Imagine two players, Pascal and Fermat, playing a coin tossing game.  They both arrive with equal bags of coins which represent their two wagers.  They hand these wagers to the organisers, who take care of the pair of wagers.  Imagine they each come with 6,000,000 USD.  The organisers hand out six tokens each , made of plastic and otherwise identical looking.  Then the coin is brought out.  Everyone knows that the coin will be very slightly biassed, but only the organisers know precisely to what degree, or whether towards heads or tails.  The game is simple.  Player 1 is the heads player, player 2 tails.  Player 1 starts.  He tosses a coin.  If it is heads, he takes one of his opponent's plastic coins and puts it in his pile.  If that happened, he'd have 7 to his opponent's 6.  If he's wrong, then he surrenders one of his tokens to his opponent.  Then the opponent takes his turn collecting on tails and paying out on heads.  The game ends when the winner gets to have all 12 tokens and the loser has 0 tokens.  The winner keeps the 12,000,000 USD, a tidy 100% profit for an afternoon's work.  The loser just lost 6,000,000 USD.  Each player can quit the game at any point.

Meanwhile this game is televised and on the internet.  There are 15 major independent betting cartels around the world taking bets on the game.  In each of these geographic regions, the betting is radically different, leading to 15 sets of odds on a Pascal or a Fermat victory.

Totally independent to those 15 cartels of betting, there are a further 15 betting cartels which have an inside bet on, which pays out if you guessed who would see 6 victories first, not necessarily in a row.

Now this second have is inside the first, since you can't finish the first game unless you collected 6 points too.  Pascal and Fermat don't know or care about the inner game.  They're battling it out for total ownership of the tokens, at which point their game ends.  The second betting cartel are guaranteed to finish in at most 11 tosses every time, and possibly as few as 6 tosses.
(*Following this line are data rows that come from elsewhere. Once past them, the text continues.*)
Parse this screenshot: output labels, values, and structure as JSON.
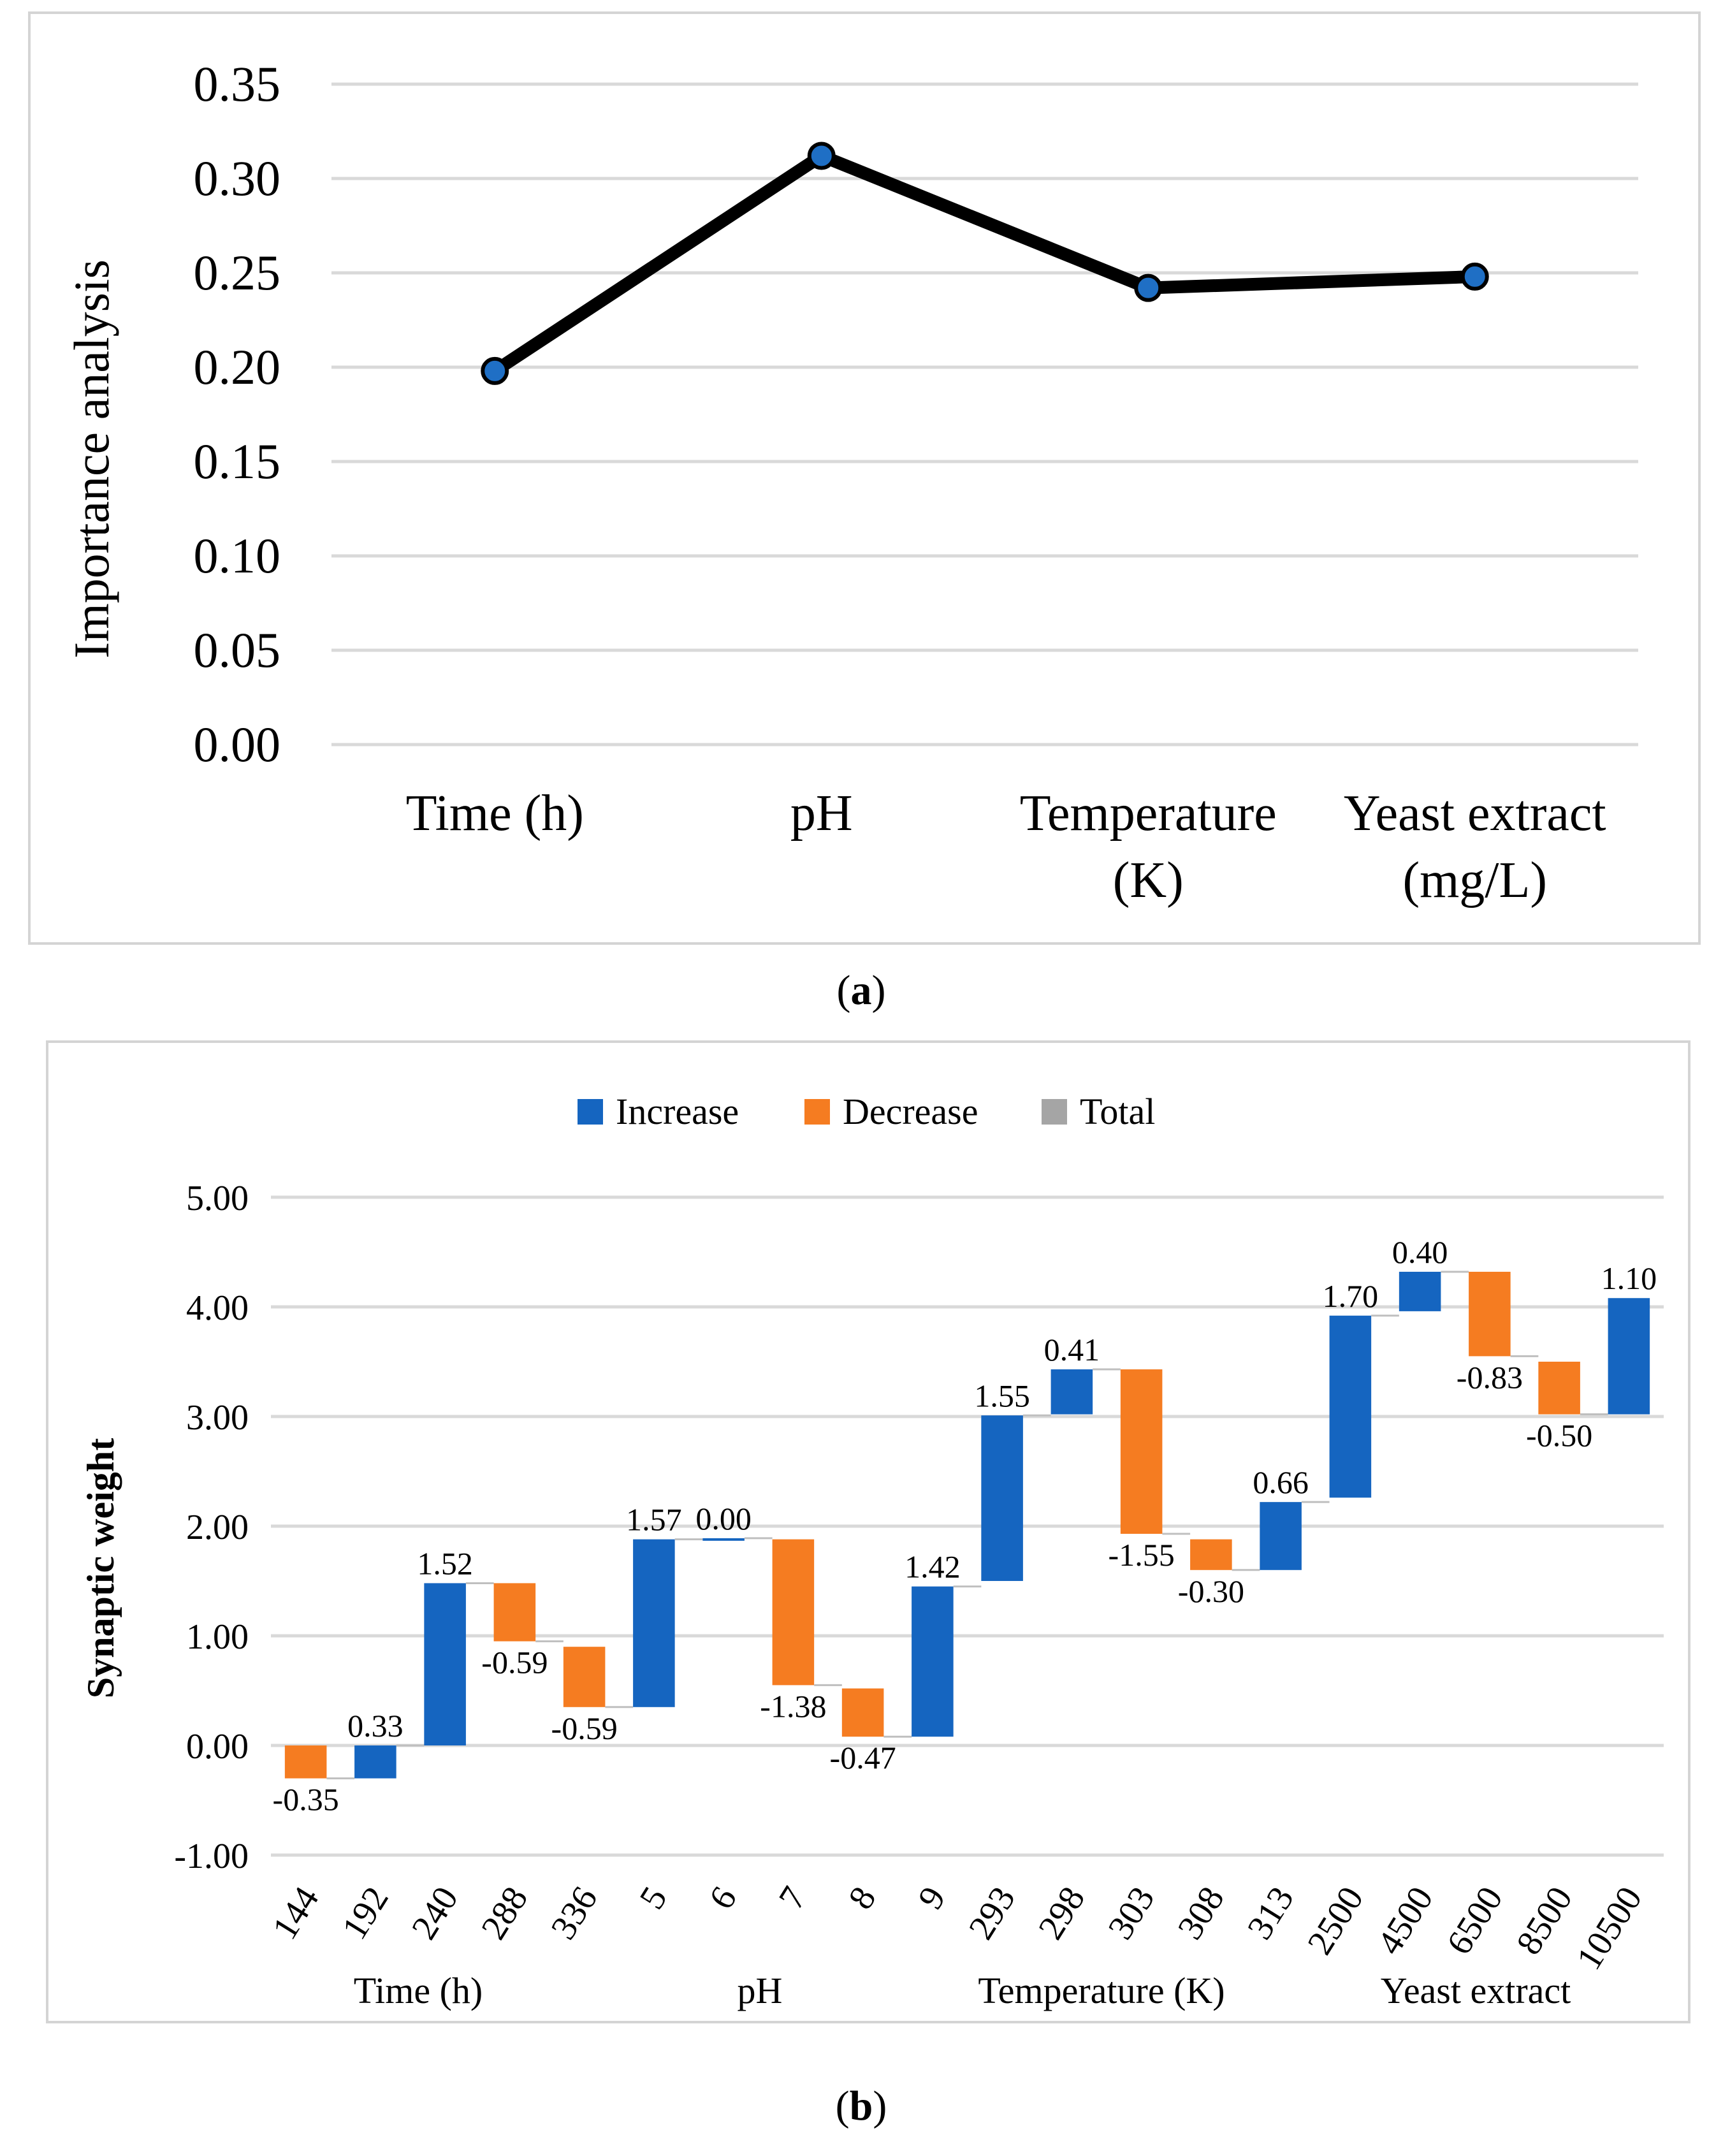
{
  "chart_data": [
    {
      "type": "line",
      "panel_label": "a",
      "ylabel": "Importance analysis",
      "ylim": [
        0,
        0.35
      ],
      "yticks": [
        "0.00",
        "0.05",
        "0.10",
        "0.15",
        "0.20",
        "0.25",
        "0.30",
        "0.35"
      ],
      "categories": [
        [
          "Time (h)"
        ],
        [
          "pH"
        ],
        [
          "Temperature",
          "(K)"
        ],
        [
          "Yeast extract",
          "(mg/L)"
        ]
      ],
      "values": [
        0.198,
        0.312,
        0.242,
        0.248
      ],
      "line_color": "#000000",
      "marker_color": "#1f6fc5"
    },
    {
      "type": "bar",
      "subtype": "waterfall",
      "panel_label": "b",
      "ylabel": "Synaptic weight",
      "ylim": [
        -1,
        5
      ],
      "yticks": [
        "-1.00",
        "0.00",
        "1.00",
        "2.00",
        "3.00",
        "4.00",
        "5.00"
      ],
      "legend": [
        "Increase",
        "Decrease",
        "Total"
      ],
      "legend_position": "top",
      "colors": {
        "Increase": "#1565c0",
        "Decrease": "#f57c21",
        "Total": "#a5a5a5"
      },
      "categories": [
        "144",
        "192",
        "240",
        "288",
        "336",
        "5",
        "6",
        "7",
        "8",
        "9",
        "293",
        "298",
        "303",
        "308",
        "313",
        "2500",
        "4500",
        "6500",
        "8500",
        "10500"
      ],
      "groups": [
        "Time (h)",
        "pH",
        "Temperature (K)",
        "Yeast extract"
      ],
      "bars": [
        {
          "start": 0.0,
          "end": -0.3,
          "kind": "Decrease",
          "label": "-0.35"
        },
        {
          "start": -0.3,
          "end": 0.0,
          "kind": "Increase",
          "label": "0.33"
        },
        {
          "start": 0.0,
          "end": 1.48,
          "kind": "Increase",
          "label": "1.52"
        },
        {
          "start": 1.48,
          "end": 0.95,
          "kind": "Decrease",
          "label": "-0.59"
        },
        {
          "start": 0.9,
          "end": 0.35,
          "kind": "Decrease",
          "label": "-0.59"
        },
        {
          "start": 0.35,
          "end": 1.88,
          "kind": "Increase",
          "label": "1.57"
        },
        {
          "start": 1.88,
          "end": 1.89,
          "kind": "Increase",
          "label": "0.00"
        },
        {
          "start": 1.88,
          "end": 0.55,
          "kind": "Decrease",
          "label": "-1.38"
        },
        {
          "start": 0.52,
          "end": 0.08,
          "kind": "Decrease",
          "label": "-0.47"
        },
        {
          "start": 0.08,
          "end": 1.45,
          "kind": "Increase",
          "label": "1.42"
        },
        {
          "start": 1.5,
          "end": 3.01,
          "kind": "Increase",
          "label": "1.55"
        },
        {
          "start": 3.02,
          "end": 3.43,
          "kind": "Increase",
          "label": "0.41"
        },
        {
          "start": 3.43,
          "end": 1.93,
          "kind": "Decrease",
          "label": "-1.55"
        },
        {
          "start": 1.88,
          "end": 1.6,
          "kind": "Decrease",
          "label": "-0.30"
        },
        {
          "start": 1.6,
          "end": 2.22,
          "kind": "Increase",
          "label": "0.66"
        },
        {
          "start": 2.26,
          "end": 3.92,
          "kind": "Increase",
          "label": "1.70"
        },
        {
          "start": 3.96,
          "end": 4.32,
          "kind": "Increase",
          "label": "0.40"
        },
        {
          "start": 4.32,
          "end": 3.55,
          "kind": "Decrease",
          "label": "-0.83"
        },
        {
          "start": 3.5,
          "end": 3.02,
          "kind": "Decrease",
          "label": "-0.50"
        },
        {
          "start": 3.02,
          "end": 4.08,
          "kind": "Increase",
          "label": "1.10"
        }
      ]
    }
  ],
  "captions": {
    "a": "a",
    "b": "b"
  }
}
Just by coincidence, Fermat, player 1, gets 4 heads in a row, to bring him to 10 points of total ownership of all the tokens.  He only needs 2 more heads to win.  At this point Pascal decides to quit the game.  To betters in cartel 1 it looks like Pascal and Fermat are playing gambler's ruin, to cartel 1 it looks like they're playing 'first to get six wins', which is the game the real Pascal and Fermat analyse in their famous letters.

Soon after, Pascal's religious conversion wipes out his gambling dalliance, and Fermat, only partly engaged with this problem, withdraws his interest.  Both men metaphorically enacting gambler's ruin and the problem of points.